One who travels through the night says Tefilas HaDerech on the second day without the final Brocho (Blessing).

When Tisha B'Av falls on Shabbat

Friday, 9th August 2019

When Tisha B'Av falls on Shabbat:

  • The fast is postponed until Sunday.
  • There is no special Seuda Hamafseket before the fast.
  • Some of the laws of Tisha B'Av begin only at nightfall on Saturday night, instead of at sunset.
  • Havdalah is postponed until Sunday night.


Thursday, 1st August 2019

One who accidentally drank or ate during a fast day still must continue to fast.

Fast days were instituted in remembrance of the tragic events which occurred thereupon. Therefore, even if a person accidentally breaks the fast and will no longer be able to recite "Anenu" (a prayer which is combined with the sixteenth blessing of the afternoon service's "Amida" prayer), the prohibition against eating and drinking continues to be in effect.

One who has performed one transgression is not permitted to perform additional transgressions (Shulchan Arukh 368:1). 

There is no need, though, to fast on a different day as recompense for the fast he broke, for the obligation to fast applies only to the particular day designated by the Sages.

When Tisha b’Av falls on Shabbos

Thursday, 25th July 2019

This year Tisha b’Av falls on Shabbos.

The usual seudah ha-mafsekes (last meal before the fast) restrictions do not apply on Shabbos. At the last meal before the fast - which is seudah shelishis on Shabbos - one may eat meat and drink wine and consume whatever food he desires. One should not, however, specifically say that he is eating in order to have strength for the fast, nor is it permitted to swallow a pill that makes it easier to fast, since he would then be preparing on Shabbos for a weekday. 

Eating seudah shelishis with family members is permissible.

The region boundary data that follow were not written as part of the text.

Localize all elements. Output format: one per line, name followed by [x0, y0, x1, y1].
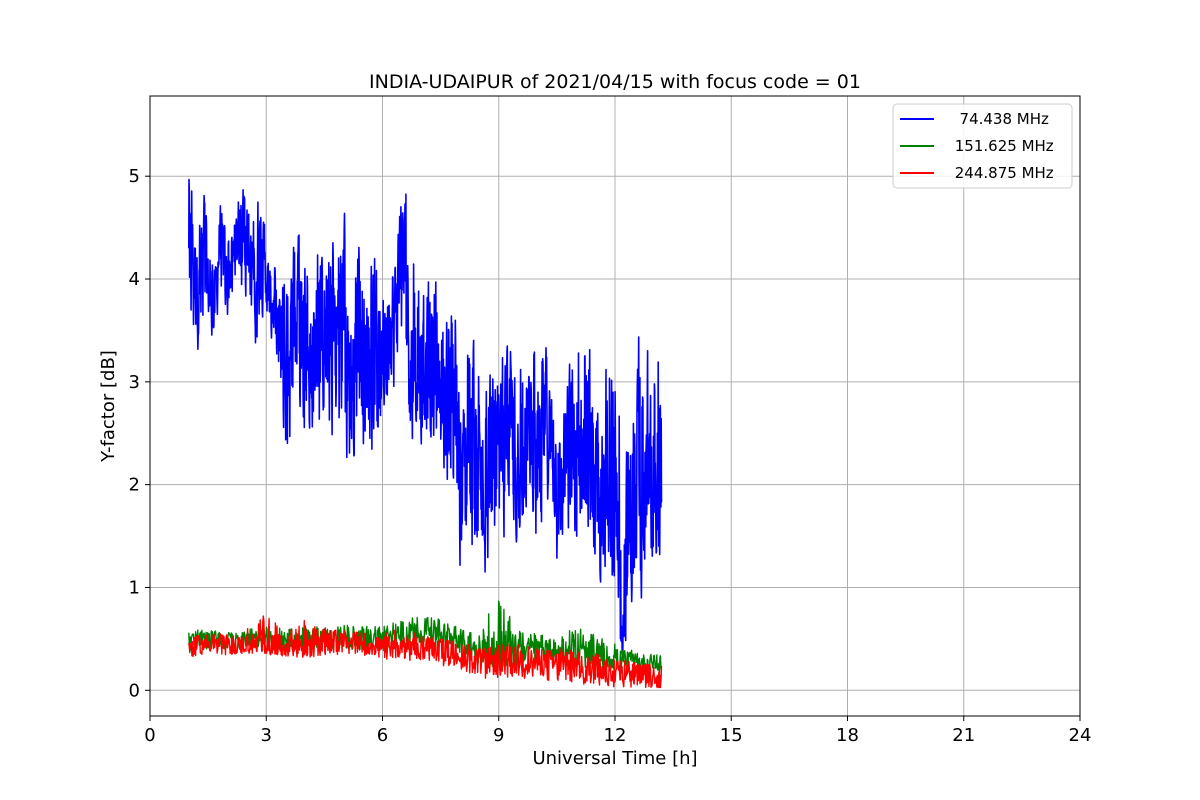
y-tick-label: 0 — [129, 680, 140, 701]
legend-label-1: 74.438 MHz — [950, 110, 1049, 128]
x-tick-label: 15 — [720, 725, 743, 746]
x-tick-label: 12 — [604, 725, 627, 746]
x-tick-label: 6 — [377, 725, 388, 746]
x-axis-label: Universal Time [h] — [532, 748, 697, 769]
y-tick-label: 2 — [129, 475, 140, 496]
x-tick-label: 0 — [144, 725, 155, 746]
x-tick-label: 24 — [1069, 725, 1092, 746]
x-tick-label: 18 — [836, 725, 859, 746]
legend-box — [892, 103, 1073, 189]
y-tick-label: 4 — [129, 269, 140, 290]
x-tick-label: 21 — [952, 725, 975, 746]
x-tick-label: 9 — [493, 725, 504, 746]
y-tick-label: 3 — [129, 372, 140, 393]
legend-label-2: 151.625 MHz — [950, 137, 1054, 155]
y-tick-label: 1 — [129, 577, 140, 598]
plot-area — [188, 178, 663, 689]
y-tick-label: 5 — [129, 166, 140, 187]
x-tick-label: 3 — [261, 725, 272, 746]
legend: 74.438 MHz 151.625 MHz 244.875 MHz — [892, 103, 1073, 189]
series-line-3 — [188, 615, 663, 689]
chart-title: INDIA-UDAIPUR of 2021/04/15 with focus c… — [369, 71, 861, 93]
series-line-1 — [188, 178, 663, 655]
y-axis-label: Y-factor [dB] — [98, 350, 119, 463]
legend-label-3: 244.875 MHz — [950, 164, 1054, 182]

Company, however, should be avoided - unless one usually has company for seudah shelishis.

No preparations for Tishah b'Av may be made until Shabbos is over. Tishah b'Av shoes or Kinos [unless studied on Shabbos] may not brought to shul until nightfall, even in an area with an eiruv.


Thursday, 18th July 2019

Shaimos - Torah books and scrolls - are sacred and must be disposed of in a respectful manner. These are usually buried out of respect.

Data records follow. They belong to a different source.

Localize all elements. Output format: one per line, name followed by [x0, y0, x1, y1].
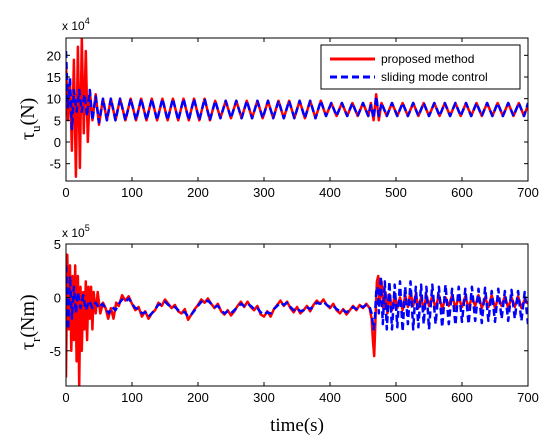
bottom-xtick-label: 100: [121, 390, 143, 405]
top-xtick-label: 0: [62, 185, 69, 200]
top-xtick-label: 200: [187, 185, 209, 200]
bottom-xtick-label: 200: [187, 390, 209, 405]
top-xtick-label: 300: [253, 185, 275, 200]
bottom-series-proposed-method-line: [66, 253, 528, 386]
bottom-chart: 0 100 200 300 400 500 600 700-505 x 105 τr(Nm) …: [17, 223, 539, 436]
bottom-xtick-label: 700: [517, 390, 539, 405]
top-xtick-label: 400: [319, 185, 341, 200]
legend-label-proposed: proposed method: [381, 52, 474, 66]
bottom-ticks: 0 100 200 300 400 500 600 700 -5 0 5: [49, 237, 538, 405]
top-xtick-label: 500: [385, 185, 407, 200]
bottom-ytick-label: 0: [54, 290, 61, 305]
bottom-axes-box: [65, 243, 529, 387]
top-plot-area: [65, 37, 529, 182]
top-xtick-label: 100: [121, 185, 143, 200]
bottom-xtick-label: 500: [385, 390, 407, 405]
top-xtick-label: 600: [451, 185, 473, 200]
svg-text:τr(Nm): τr(Nm): [17, 294, 43, 350]
top-exponent-label: x 104: [62, 16, 90, 33]
legend: proposed method sliding mode control: [320, 44, 521, 90]
bottom-xtick-label: 400: [319, 390, 341, 405]
top-xtick-label: 700: [517, 185, 539, 200]
bottom-xtick-label: 300: [253, 390, 275, 405]
bottom-series-sliding-mode-control-line: [66, 265, 528, 333]
top-ytick-label: 15: [47, 70, 61, 85]
top-ytick-label: 10: [47, 92, 61, 107]
top-ytick-label: 5: [54, 113, 61, 128]
top-axes-box: [65, 37, 529, 182]
svg-text:τu(N): τu(N): [17, 98, 43, 140]
bottom-series-group: [66, 253, 528, 386]
bottom-ylabel: τr(Nm): [17, 294, 43, 350]
bottom-exponent-label: x 105: [62, 223, 90, 240]
legend-box: [320, 44, 521, 90]
bottom-ytick-label: 5: [54, 237, 61, 252]
bottom-xtick-label: 600: [451, 390, 473, 405]
bottom-xtick-label: 0: [62, 390, 69, 405]
bottom-plot-area: [65, 243, 529, 387]
top-series-sliding-mode-control-line: [66, 50, 528, 131]
legend-label-sliding: sliding mode control: [381, 70, 488, 84]
top-ytick-label: 20: [47, 48, 61, 63]
bottom-ytick-label: -5: [49, 344, 61, 359]
top-ylabel: τu(N): [17, 98, 43, 140]
top-ytick-label: -5: [49, 157, 61, 172]
top-series-group: [66, 38, 528, 178]
top-ytick-label: 0: [54, 135, 61, 150]
bottom-xlabel: time(s): [270, 415, 324, 436]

Wedding invitations, Charity letters and Jewish newspapers often have reference to the name of G-d at the top.

However, unless they have the actual name of Hashem (G-d) written out properly,  invitations, newspapers , Tzedaka letters etc. with Torah written on them  can be double wrapped in 2 plastic bags and either discarded directly, according to many Rabbis, or according to the more stringent Rabbis they may be left out at the curbside for the rubbish collectors to discard of, so it will be done indirectly.

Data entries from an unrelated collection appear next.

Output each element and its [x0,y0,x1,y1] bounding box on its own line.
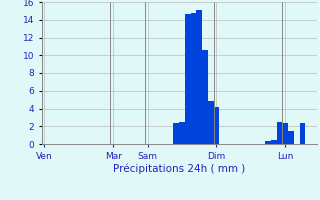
Bar [208,101,214,144]
Bar [179,122,185,144]
Bar [265,141,271,144]
X-axis label: Précipitations 24h ( mm ): Précipitations 24h ( mm ) [113,163,245,174]
Bar [282,123,288,144]
Bar [300,123,305,144]
Bar [202,50,208,144]
Bar [288,131,294,144]
Bar [173,123,179,144]
Bar [277,122,282,144]
Bar [271,140,277,144]
Bar [196,10,202,144]
Bar [185,14,191,144]
Bar [191,13,196,144]
Bar [214,107,219,144]
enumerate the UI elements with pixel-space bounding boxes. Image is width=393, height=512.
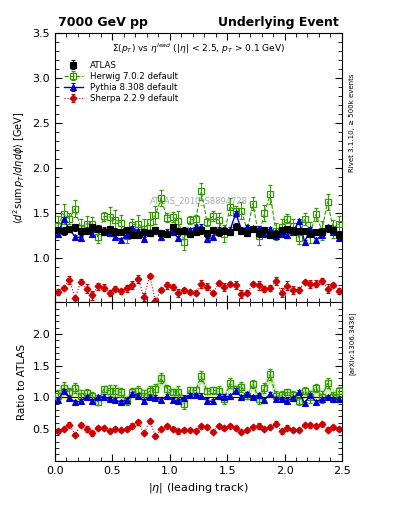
Text: $\Sigma(p_T)$ vs $\eta^{lead}$ ($|\eta|$ < 2.5, $p_T$ > 0.1 GeV): $\Sigma(p_T)$ vs $\eta^{lead}$ ($|\eta|$… [112,41,285,56]
Text: 7000 GeV pp: 7000 GeV pp [58,16,148,29]
Text: ATLAS_2010_S8894728: ATLAS_2010_S8894728 [149,196,248,205]
Legend: ATLAS, Herwig 7.0.2 default, Pythia 8.308 default, Sherpa 2.2.9 default: ATLAS, Herwig 7.0.2 default, Pythia 8.30… [62,59,180,105]
Y-axis label: Ratio to ATLAS: Ratio to ATLAS [17,344,27,420]
Text: Rivet 3.1.10, ≥ 500k events: Rivet 3.1.10, ≥ 500k events [349,74,355,172]
Y-axis label: $\langle d^2 {\rm sum}\, p_T/d\eta d\phi\rangle$ [GeV]: $\langle d^2 {\rm sum}\, p_T/d\eta d\phi… [11,112,27,224]
X-axis label: $|\eta|$ (leading track): $|\eta|$ (leading track) [148,481,249,495]
Text: [arXiv:1306.3436]: [arXiv:1306.3436] [348,311,355,375]
Text: Underlying Event: Underlying Event [218,16,339,29]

Birchas HaMazon (Grace after meals)

Friday, 12th July 2019

Birchas HaMazon (Grace after meals) should be recited sitting down, even if the eating was done while standing or walking around, as bentching (saying grace) whilst standing or walking cannot be done with proper Kavanah (concentration). 
Even those listening to the bentching from another person and being Yotzei (fulfilling the grace) with their bentching must be sitting. 
However, if it was recited while standing or walking around [within the room where he/she ate],  he/she has satisfied their obligation.
Moreover, if  one is walking to a destination and stopping to bentch will cause him/her to arrive late, the Bentching may be said while walking, provided that the eating was also done while walking.
If one ate in a car, bus or train, he/she must sit and bentch in his/her seat.

Sharing a table

Thursday, 4th July 2019

Two acquaintances are not allowed to share the same table, if one is eating a meat meal and the other is eating a milky meal.

This applies to friends, family and even casual acquaintances who wouldn't feel comfortable sharing their food.

If there is some sort of separation on the table, then they are allowed to share the table. For example, if they each have their own place mat, or there is something between them on the table that normally is not on the table.

They should not share the same cup, jug or bottle, since food can get stuck on it and passed from one to the other.

They also should not be sharing the same loaf of bread. The custom is that they do not even share the same salt cellars.